Mis amigos habían sido sinceros. En el fondo todos llevaban razón. Nunca me habían dicho nada que no fuese verdad, hoy tampoco lo estaban haciendo. Así que decidí olvidar aquello, hacer de tripas corazón y sentarme junto a Germán. Estuvimos una media hora mirando la pantalla del televisor, ni siquiera recuerdo lo que veíamos, pero ninguno hablaba. Estábamos estupefactos frente a aquella pantalla brillante royendo todo lo que nos habíamos dicho. Y en algún punto, uno miró al otro, ni siquiera recuerdo cual de los dos miró primero. Y él, que no tenía ganas de librar batallas paralelas guardó la espada, esa que mi orgullo no me dejaba tirar nunca a tablas. Levantó los brazos y me dijo:
– ¡Dame un abrazo, cabroncete!¡No me puedo morir enfadado con mi mejor mosquetero! –destacó su gracia para salir de los momentos de tirantez. Le di el abrazo y le dije con voz cálida cuánto lo apreciaba.
– Lo siento, lo siento mucho. No quiero estar así. –me sinceré con él.
– Lo sé –respondió sin más.
– Entonces… ¿Soy tu mejor mosquetero?… ¡Verás cuando se lo diga a Roberto! –disparé con una voz picarona.
– ¡Eh!¡Esto es un secreto entre tú y yo! –puso su mano en el pecho y terminó diciendo: – Lo negaré hasta mi último aliento.
Todo con Germán era fácil, hasta discutir y hacer las paces. Nunca supe cuántas cartas se escribieron entre ellos, no le saqué el tema durante semanas. De vez en cuando se contaba alguna batallita de juventud y aparecía Liber entre las sombras, pero sólo eran sus sombras, nada más. A escondidas releí aquella postal día tras día, rozaba su letra con mis dedos intentando desgastar aquella tinta.

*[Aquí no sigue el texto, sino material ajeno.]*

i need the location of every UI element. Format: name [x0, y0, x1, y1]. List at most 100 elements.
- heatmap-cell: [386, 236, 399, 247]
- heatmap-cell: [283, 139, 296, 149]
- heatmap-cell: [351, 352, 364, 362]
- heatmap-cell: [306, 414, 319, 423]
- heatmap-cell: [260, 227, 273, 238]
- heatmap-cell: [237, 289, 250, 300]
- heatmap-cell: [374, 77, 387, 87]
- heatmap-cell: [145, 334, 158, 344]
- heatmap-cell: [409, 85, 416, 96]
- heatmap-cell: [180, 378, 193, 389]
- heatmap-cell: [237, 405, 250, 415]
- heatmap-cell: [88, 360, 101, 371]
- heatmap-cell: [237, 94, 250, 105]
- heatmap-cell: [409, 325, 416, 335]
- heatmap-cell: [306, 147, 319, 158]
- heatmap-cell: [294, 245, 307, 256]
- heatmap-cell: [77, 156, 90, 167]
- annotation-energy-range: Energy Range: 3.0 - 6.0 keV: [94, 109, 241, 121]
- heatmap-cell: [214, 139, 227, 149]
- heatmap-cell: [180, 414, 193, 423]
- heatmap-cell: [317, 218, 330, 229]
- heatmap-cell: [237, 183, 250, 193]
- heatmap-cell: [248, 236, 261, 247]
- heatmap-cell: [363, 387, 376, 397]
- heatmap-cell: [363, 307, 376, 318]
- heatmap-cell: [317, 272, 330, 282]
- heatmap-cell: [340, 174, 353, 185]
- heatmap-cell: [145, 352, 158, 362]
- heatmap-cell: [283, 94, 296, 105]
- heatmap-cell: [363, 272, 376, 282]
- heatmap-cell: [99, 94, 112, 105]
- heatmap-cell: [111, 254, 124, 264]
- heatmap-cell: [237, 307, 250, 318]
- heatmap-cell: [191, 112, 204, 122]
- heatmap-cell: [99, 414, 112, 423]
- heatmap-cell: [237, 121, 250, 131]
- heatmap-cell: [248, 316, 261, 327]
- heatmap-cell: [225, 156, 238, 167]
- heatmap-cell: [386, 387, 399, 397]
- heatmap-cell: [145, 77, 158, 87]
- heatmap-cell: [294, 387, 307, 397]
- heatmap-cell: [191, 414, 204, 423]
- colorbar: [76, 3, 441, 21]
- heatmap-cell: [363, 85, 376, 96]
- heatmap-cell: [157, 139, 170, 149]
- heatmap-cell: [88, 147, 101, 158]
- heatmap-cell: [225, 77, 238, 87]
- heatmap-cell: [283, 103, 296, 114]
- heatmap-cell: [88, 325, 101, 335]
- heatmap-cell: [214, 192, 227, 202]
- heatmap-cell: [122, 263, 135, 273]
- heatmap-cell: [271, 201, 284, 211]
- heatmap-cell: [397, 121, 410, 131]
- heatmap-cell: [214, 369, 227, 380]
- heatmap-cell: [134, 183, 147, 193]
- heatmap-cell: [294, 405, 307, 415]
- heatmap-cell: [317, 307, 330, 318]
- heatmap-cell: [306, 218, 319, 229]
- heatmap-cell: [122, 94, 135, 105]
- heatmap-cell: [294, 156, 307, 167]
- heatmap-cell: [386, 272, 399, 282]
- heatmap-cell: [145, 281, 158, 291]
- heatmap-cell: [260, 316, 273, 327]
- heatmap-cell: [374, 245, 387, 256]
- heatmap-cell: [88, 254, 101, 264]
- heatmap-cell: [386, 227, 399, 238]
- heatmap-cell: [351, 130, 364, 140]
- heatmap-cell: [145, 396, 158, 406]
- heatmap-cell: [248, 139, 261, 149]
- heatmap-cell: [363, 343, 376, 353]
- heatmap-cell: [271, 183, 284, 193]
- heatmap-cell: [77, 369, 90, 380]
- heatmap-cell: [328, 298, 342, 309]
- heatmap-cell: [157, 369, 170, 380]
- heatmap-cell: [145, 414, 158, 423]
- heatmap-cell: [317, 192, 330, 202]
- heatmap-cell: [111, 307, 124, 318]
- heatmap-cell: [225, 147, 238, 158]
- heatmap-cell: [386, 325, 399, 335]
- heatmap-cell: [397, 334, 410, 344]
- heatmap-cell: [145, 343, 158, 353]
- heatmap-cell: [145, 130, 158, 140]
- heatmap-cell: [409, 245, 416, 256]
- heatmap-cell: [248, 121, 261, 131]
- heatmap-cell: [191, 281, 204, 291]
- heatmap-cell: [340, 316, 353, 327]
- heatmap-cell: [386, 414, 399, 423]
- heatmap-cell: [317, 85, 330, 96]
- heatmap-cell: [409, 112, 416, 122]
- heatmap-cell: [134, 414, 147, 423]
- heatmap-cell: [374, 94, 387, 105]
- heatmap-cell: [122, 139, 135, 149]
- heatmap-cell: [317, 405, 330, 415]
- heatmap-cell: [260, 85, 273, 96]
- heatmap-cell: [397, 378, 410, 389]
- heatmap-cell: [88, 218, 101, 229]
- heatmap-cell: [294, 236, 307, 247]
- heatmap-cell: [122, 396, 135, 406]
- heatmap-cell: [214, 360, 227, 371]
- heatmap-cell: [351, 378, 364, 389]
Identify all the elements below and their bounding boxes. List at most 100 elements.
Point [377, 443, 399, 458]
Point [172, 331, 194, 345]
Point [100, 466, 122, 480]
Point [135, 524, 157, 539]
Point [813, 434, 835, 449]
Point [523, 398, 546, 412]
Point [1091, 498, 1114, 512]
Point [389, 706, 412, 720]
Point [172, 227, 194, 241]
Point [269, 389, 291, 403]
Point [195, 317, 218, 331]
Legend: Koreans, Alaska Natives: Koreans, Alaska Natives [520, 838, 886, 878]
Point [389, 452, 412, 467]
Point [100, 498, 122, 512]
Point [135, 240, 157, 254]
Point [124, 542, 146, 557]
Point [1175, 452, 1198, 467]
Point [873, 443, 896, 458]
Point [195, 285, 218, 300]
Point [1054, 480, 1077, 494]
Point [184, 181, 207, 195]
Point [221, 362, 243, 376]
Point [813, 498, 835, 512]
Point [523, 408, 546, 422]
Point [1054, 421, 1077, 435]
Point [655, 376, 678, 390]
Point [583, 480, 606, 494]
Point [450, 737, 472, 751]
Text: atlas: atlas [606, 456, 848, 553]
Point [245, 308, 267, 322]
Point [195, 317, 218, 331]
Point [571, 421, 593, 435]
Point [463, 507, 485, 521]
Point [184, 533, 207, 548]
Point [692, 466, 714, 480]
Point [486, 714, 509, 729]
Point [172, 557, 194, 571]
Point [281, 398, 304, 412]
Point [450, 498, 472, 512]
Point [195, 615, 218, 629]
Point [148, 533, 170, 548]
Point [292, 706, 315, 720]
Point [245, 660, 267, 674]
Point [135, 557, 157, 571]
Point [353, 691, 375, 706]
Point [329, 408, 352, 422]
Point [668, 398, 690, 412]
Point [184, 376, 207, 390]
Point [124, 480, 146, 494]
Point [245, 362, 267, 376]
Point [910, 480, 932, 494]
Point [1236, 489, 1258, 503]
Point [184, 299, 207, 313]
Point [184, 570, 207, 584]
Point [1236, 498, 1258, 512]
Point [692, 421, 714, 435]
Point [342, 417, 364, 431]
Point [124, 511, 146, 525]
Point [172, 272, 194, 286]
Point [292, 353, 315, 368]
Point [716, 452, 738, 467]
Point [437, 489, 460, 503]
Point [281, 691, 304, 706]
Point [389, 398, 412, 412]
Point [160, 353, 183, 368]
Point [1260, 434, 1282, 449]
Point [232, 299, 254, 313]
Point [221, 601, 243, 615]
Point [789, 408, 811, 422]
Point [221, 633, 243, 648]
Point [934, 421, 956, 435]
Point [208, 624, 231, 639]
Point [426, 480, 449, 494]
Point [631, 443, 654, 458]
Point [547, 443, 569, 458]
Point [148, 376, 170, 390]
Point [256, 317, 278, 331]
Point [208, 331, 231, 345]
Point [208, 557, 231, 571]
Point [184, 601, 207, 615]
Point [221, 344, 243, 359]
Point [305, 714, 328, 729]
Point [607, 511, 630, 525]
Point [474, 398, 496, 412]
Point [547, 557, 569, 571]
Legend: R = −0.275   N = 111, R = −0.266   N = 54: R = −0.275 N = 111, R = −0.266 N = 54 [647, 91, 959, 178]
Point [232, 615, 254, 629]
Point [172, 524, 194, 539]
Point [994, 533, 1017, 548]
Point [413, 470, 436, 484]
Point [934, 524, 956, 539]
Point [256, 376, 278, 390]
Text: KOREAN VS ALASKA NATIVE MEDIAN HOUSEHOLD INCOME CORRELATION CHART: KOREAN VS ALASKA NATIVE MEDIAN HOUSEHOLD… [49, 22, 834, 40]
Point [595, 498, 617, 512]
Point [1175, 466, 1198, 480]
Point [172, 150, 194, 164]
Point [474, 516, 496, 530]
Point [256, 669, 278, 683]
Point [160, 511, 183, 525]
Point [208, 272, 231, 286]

Haciendo un amago por borrar sus palabras fingiendo que no habían existido, ni ella ni nada. Pero no pude. Todo lo que estaba pasando era real, no eran fantasmas de visita, ni susurros entre sueños. Su otra piel, la tinta, estaba allí, para recordarme que siempre lo estuvo.
Esa noche antes de irme a casa, Roberto, Germán y yo fuimos cómplices de unas risas sin sentido. Germán se estaba fumando uno de esos cigarros mágicos que le curaban el alma y lo quiso compartir con nosotros. Ninguno nos negamos, nos miramos como niños que hacen algo a escondidas y supimos que estábamos construyendo un momento para el recuerdo póstumo. Y lo fue, sin lugar a dudas, un momento de esos que no dejas de sonreír al recordarlo. Sólo dijimos estupideces, cantamos canciones de hacía mil años, hablamos de alguna que otra “fresca” como decía Roberto, que se coló por nuestra ventana para darnos calor una noche a la semana.
Me fui a la cama castigado por la vida a la que nunca supe hacer frente. Ese cigarrillo estaba haciendo que mis párpados pesados se cerrasen a golpe de sintonía de Yann Tiersen. Ni siquiera puse empeño por resistir. Al dar el último parpadeo, la vi. Pensé en abrir los ojos, pero ¡Estaba tan bonita con aquella camiseta vieja mía!, que no pude resistirme a soñar como yo mismo se la subía mientras ella trepaba por mi escalera. Entre mis manos y su piel se notó un escalofrío, descendí por sus rincones y apuré cada sorbo de su olor fresco. Cada roce de sus manos suaves era un acorde de aquella melodía de Yann Tiersen, y me llevó. Me llevó donde le encierran a uno cuando comete los pecados más graves, donde ni el propio demonio tiene llave para abrir la celda. Al lugar que nos queda a los olvidados que olvidamos por antojo que el olvido siempre vuelve a recordarnos todo aquello que tiramos. Ella vino, estuvo conmigo, se sentó a mi lado y al irse, yo me fui con ella.